Zeytindağı'ndan Kesitler.
• Bugün çok ehemmiyetli bir vazife yapmaya gidiyorum, inşallah muvaffak olurum, dedi. Enver kendisini öğle yemeğine alıkoydu. Sofrada Necip Bey bahsi açtı, dili döndüğü kadar konuştu. Enver sonuna kadar konuştuktan sonra:
-Vah Necip Bey vah, dedi, seni de zehirlemişler. Sen ki maneviyata inanırsın, bilmiş ol ki, Ben Allah tarafından büyük Türk Hakanlığını kurmaya vekilim. Git evinde rahat uyu !
Necip Bey eve döndüğü vakit, şöyle diyordu:
- Eğer bu adam Harbiye Nazırı, Başkumandan Vekili ve Yaver-i hazret-i şehriyarî olmasa, yeri doğrudan doğruta tımarhanedir.
*
• Çıplak İsa, Nâsıra'da marangoz çırağı idi; Zeytindağı'nın üstünden geçtiği zaman, altında, kendi malı bir eşeği vardı. Biz Kudüs'te kirada oturuyoruz. Halep'ten bu tarafa geçemeyen şey, yalnız Türk kâğıdı değil, ne Türkçe ne de Türk geçiyor.
Floransa ne kadar bizden değilse, Kudüs de o kadar bizden değildi. Sokaklarda turistler gibi dolaşıyoruz. Kemame kilisesinin Hırıstiyan milletler arasında bölünmüş olduğunu bilirsiniz. İçerisinin her bir parçası ve kilisenin her bir hizmeti bir başka cemaatindir. Bu cemaatler yalnız anahtarı pay edememişlerdir. Anahtar bir hoca da durur. Bütün bu kıtalarda biz işte bu hocanın görevini yapıyoruz. Ticaret, kültür, çiftlik endüstri, binalar her şey Arapların ve ya başka devletlerin... Yalnız Jandarma bizim idi; jandarma bile değil Jandarmanın esvabı.
Osmanlı saltanatı son bürokrat iken, bürokrasi bile tam Arap, yahut yarı Araptır. Türkleşmiş hiçbir Arap görmedikten başka, Araplaşmamış Türk'e az rastgeliyordum.
*
• Birinci Millet Meclisinde Şer'iye Vekilliği etmiş, Eskişehirli bir Türk hocasının Türkler gibi "ve" demek yerine, Araplar gibi "vua" dediğini belki henüz unutmamış olanlar vardır.
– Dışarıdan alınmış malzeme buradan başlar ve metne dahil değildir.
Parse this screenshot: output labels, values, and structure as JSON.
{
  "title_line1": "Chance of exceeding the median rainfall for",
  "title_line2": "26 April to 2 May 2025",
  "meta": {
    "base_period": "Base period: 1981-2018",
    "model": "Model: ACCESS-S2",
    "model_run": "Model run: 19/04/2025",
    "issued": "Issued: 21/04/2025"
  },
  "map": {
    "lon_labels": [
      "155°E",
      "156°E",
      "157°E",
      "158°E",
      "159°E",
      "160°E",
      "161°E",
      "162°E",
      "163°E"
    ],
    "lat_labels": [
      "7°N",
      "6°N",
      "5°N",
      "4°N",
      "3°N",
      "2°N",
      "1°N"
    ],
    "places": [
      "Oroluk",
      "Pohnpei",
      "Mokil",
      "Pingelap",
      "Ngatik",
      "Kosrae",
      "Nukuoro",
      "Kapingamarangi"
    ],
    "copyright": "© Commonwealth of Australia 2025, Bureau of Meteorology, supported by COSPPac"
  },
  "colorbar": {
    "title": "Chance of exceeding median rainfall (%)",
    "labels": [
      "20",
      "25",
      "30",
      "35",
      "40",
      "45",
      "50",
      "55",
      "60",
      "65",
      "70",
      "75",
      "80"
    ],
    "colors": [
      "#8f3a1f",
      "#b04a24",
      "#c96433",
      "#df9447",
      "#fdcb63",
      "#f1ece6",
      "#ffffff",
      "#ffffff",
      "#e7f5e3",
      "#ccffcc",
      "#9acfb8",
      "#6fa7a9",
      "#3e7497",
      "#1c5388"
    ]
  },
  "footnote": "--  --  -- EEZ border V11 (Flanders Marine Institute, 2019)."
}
Suriye, Filistin ve Hicaz'da:
- Türk müsünüz ?
Sorusuna birçok defalar cevabı:
- Estağfurullah ! idi.
Bu kıtaları ne sömürgeleştirmiş, ne de vatanlaştırmıştık.
Osmanlı İmparatorluğu buralarda, ücretsiz tarla ve sokak bekçisi idi.
*
• Medine kasabası birçok kez boz renkli hurma gövdesinden belli olur. Çocukluktan beri hazretsiz, aleyhisselâmsız, titremeksizin ve korkmaksızın ismini ağzımıza alamadığımız Peygamberi'in şehrindeyiz. Eski müphem ahret hayaletlerinin içimde kımıldadığını hissetmeli idim.
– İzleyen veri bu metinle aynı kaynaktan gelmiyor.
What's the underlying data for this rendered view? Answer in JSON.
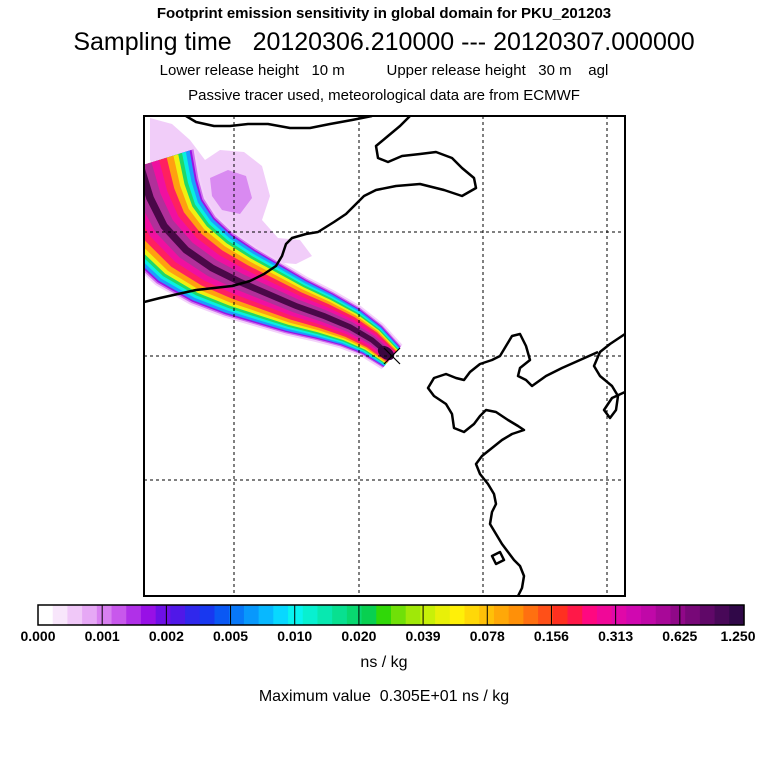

Bu his, Medine'de büsbütün biter. Medine, Peygamber ölüsü ile tüccarlık eden bayağı ahlâksız simsar yuvalarından biridir. Her Medine'li uzaklardan gelen saf halka, bu harap ve pis çöl köyünün taşını, toprağını, kuyu suyunu kırk defa öptüre öptüre satar.
*
• Toz ve ter içinde bulunarak Ravza'nın yeşil kubbesibe kavuştuk. Peybamber bu kubbenin altında yatar. Türbesi, yaşadığı zaman kendi evi idi. Ravza işte bu türbeyi çeviren o camidir. Son asır içinde elimizin değdiği her şey gibi, orasını da badana, sarı boya ve kalın çiçeğe boğmuşuz.
Türbenin içine girmek bir imtiyazdır. Kapı anahtarlarını uzun boylu Habeşler saklar. Zaten Medine'nin bütün dekoru Peygamber'in sanduka örtüsü ile bu Habeşlerden ibarettir.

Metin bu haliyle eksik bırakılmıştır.